Lou Klepac’s account of Drysdale’s artistic development such anomalies and distinctions are not always clearly drawn. There is a tendency to hagiography and a consequent lack of rigorous evaluation.

Of the vision which informed Drysdale’s outback paintings of the ‘40s Klepac states that it “varied, ranging from melodrama and rhetoric to the unforgettable paintings of 1947-48". Disappointingly, Klepac does not proceed to examine this judgement. Moreover, later undistinguished work is given almost equal weight to that of the earlier, more successful period, although such magical paintings as The Cricketers and The Rabitters are evocatively described. But although Klepac often gives us a sensitive and sympathetic account of the artist and his work, it is basically a descriptive rather than an analytical appraisal.
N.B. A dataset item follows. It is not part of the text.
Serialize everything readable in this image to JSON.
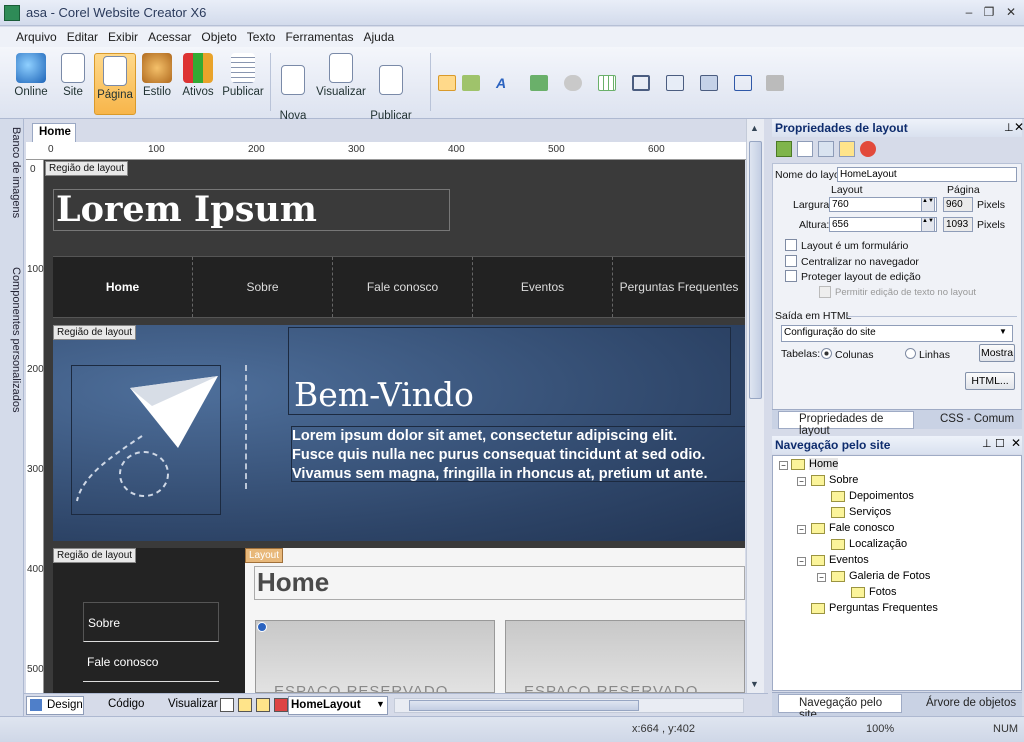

However, despite this limitation, this handsomely produced, well documented and generously illustrated book builds on the earlier monographs of Joseph Burke (1951) and Geoffrey Dutton (1964) to extend our knowledge of one of Australia’s finest interpreters of the European artistic tradition.

The pity is, as Klepac notes, that so much of Drysdale’s best work has rarely, if ever, been seen by the Australian public, immured as it is in private collections. Partly as a result of this, Drysdale’s achievement has not received the recognition it deserves. Klepac’s volume goes some way towards remedying this situation.